色々な分野に触れ、多くの方々と接しているからこそ、自分というものが客観的に見えると思う事が、この所多くなりました。「離見の見」という言葉は日々の中でも思う事が多いのです。左の写真は先日の阿佐ヶ谷ジャズストリートでの一コマ。久しぶりにジャズギターで参戦しましたが、(フルートは吉田一夫君)いつもとは違った面から自分が見えて、改めて琵琶人としても自覚が持てました。いろんな仲間が居て、様々な声に囲まれているからこそ、自分というものが見えてきます。何か一つの世界しか見えていない状態では、自分が何者なのかなかなか解りませんし、発展して行きずらいものです。自分とは違う多くの個性、感性、もの、世界に触れる事によって、音楽家は己を見つめ、より多くの素晴らしい音楽生み出して行けるのだと思います。
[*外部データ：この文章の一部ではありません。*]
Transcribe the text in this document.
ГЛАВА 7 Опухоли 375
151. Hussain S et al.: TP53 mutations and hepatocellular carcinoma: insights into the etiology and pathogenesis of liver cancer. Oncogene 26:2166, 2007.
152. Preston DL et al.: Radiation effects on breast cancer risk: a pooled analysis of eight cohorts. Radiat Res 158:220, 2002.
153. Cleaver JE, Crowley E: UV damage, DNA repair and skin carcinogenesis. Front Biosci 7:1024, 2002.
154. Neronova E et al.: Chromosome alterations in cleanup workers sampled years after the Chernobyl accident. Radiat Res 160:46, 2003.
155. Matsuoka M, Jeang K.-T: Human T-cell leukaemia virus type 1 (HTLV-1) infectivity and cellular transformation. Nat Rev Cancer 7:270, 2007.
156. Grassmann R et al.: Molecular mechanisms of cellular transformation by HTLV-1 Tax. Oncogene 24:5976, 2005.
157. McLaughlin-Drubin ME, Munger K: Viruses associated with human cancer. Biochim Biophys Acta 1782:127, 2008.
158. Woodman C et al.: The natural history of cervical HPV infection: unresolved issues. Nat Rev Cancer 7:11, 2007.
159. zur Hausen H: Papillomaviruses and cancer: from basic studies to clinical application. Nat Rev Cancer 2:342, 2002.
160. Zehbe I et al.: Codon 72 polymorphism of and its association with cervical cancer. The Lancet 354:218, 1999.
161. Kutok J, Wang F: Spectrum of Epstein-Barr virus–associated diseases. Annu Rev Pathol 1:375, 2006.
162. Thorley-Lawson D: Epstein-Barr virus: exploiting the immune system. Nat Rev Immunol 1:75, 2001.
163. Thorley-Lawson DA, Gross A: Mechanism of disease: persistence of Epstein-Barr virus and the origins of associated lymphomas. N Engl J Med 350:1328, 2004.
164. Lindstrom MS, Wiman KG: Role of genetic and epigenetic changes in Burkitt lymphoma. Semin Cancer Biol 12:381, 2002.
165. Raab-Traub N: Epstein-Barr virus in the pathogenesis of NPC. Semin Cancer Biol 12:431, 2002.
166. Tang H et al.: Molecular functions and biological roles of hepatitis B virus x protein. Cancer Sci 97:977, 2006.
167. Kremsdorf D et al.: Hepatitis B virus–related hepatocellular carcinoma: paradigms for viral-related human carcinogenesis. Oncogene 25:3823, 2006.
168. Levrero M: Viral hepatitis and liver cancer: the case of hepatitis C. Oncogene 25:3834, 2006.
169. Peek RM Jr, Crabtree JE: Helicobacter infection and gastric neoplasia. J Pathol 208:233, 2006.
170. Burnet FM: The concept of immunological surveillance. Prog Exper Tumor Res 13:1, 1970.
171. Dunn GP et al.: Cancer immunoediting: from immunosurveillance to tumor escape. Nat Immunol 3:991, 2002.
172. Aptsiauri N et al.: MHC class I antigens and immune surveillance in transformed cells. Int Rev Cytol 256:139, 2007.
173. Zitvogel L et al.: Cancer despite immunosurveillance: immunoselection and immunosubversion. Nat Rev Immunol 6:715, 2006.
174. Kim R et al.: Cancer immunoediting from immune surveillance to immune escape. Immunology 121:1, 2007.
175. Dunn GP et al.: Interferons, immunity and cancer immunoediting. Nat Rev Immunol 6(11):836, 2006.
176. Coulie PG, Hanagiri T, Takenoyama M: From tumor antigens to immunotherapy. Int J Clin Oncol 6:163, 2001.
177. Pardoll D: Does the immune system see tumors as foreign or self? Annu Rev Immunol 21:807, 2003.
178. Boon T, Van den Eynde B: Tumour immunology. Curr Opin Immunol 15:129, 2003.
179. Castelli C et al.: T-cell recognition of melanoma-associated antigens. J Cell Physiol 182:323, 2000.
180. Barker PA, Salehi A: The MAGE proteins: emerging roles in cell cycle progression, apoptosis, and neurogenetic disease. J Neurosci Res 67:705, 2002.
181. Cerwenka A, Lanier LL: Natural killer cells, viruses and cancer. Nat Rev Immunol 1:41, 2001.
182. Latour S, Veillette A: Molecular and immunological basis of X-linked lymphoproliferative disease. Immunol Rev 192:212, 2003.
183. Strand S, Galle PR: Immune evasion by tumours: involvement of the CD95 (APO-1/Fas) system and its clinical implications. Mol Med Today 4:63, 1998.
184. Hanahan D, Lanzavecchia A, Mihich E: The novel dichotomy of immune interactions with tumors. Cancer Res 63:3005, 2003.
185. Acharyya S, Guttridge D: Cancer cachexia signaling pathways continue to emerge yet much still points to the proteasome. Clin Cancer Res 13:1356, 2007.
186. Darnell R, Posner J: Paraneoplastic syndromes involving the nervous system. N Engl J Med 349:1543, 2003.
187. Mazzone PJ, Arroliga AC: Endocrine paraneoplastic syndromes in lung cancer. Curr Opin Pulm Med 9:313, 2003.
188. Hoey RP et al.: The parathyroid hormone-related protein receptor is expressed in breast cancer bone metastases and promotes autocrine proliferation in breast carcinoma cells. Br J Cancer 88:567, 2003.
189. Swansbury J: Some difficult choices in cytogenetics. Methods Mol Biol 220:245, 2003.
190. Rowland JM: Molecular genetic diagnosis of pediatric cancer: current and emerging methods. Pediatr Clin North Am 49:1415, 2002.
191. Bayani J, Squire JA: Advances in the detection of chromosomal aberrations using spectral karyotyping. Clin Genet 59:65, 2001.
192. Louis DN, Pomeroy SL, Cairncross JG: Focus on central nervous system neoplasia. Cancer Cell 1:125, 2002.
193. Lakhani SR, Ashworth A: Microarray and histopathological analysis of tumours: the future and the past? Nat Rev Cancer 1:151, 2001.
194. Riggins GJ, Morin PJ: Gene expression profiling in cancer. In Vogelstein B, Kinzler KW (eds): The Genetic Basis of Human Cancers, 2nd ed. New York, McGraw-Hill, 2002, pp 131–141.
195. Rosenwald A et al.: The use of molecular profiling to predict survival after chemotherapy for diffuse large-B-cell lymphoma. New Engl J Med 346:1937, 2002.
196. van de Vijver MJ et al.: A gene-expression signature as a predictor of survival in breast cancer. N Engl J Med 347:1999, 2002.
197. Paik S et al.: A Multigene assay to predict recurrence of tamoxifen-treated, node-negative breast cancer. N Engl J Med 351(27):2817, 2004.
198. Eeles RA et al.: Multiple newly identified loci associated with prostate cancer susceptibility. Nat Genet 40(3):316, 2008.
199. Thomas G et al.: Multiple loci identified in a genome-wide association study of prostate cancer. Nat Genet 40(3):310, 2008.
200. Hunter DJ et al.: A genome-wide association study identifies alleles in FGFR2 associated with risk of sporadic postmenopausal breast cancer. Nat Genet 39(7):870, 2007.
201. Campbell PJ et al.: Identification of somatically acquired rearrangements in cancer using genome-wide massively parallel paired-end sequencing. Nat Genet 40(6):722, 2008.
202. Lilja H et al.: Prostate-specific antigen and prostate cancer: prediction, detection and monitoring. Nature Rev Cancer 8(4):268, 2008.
私が何か行き詰まっている時には、大概視野が狭くなって、小さな世界から抜け出せず、思考が硬直している事が多いです。音楽家は経済的な面も含め、音楽以外の多くの事と戦いながらやって行かなくてはいけません。舞台で失敗する事もあるし、食えなくて泣く泣く楽器を手放すこともあります。しかし幸いにも私には本当に多くのジャンルの仲間が居て、彼らは私に無いものを皆持っているので、彼らと話をしているだけで視野が開けて来るのです。そんな仲間のお蔭で何とか今でやって来れました。
最近は色々な方と再会したり、共演したりすることが何度となく続いています。また私を支えてくれる方々の温かさを感じる事も沢山ありました。本当に人間というのは色々な人と関わり、そのアンサンブルの中でこそ生きているのだな、と実感する日々です。

さて、今週は大久保のルーテル教会で、郡司敦君の曲を演奏してきます。久しぶりにViolinの中島ゆみ子さん、Celloのエリック・ウイリアムスさん、Pianoの西尾杏子さん、筝の中島裕康君、そして尺八の田中黎山君と共演です。
日々色々な仲間の声に囲まれて本当に嬉しく思います。そしてまた私も仲間達のにとって一つの声でありたいと思うのです。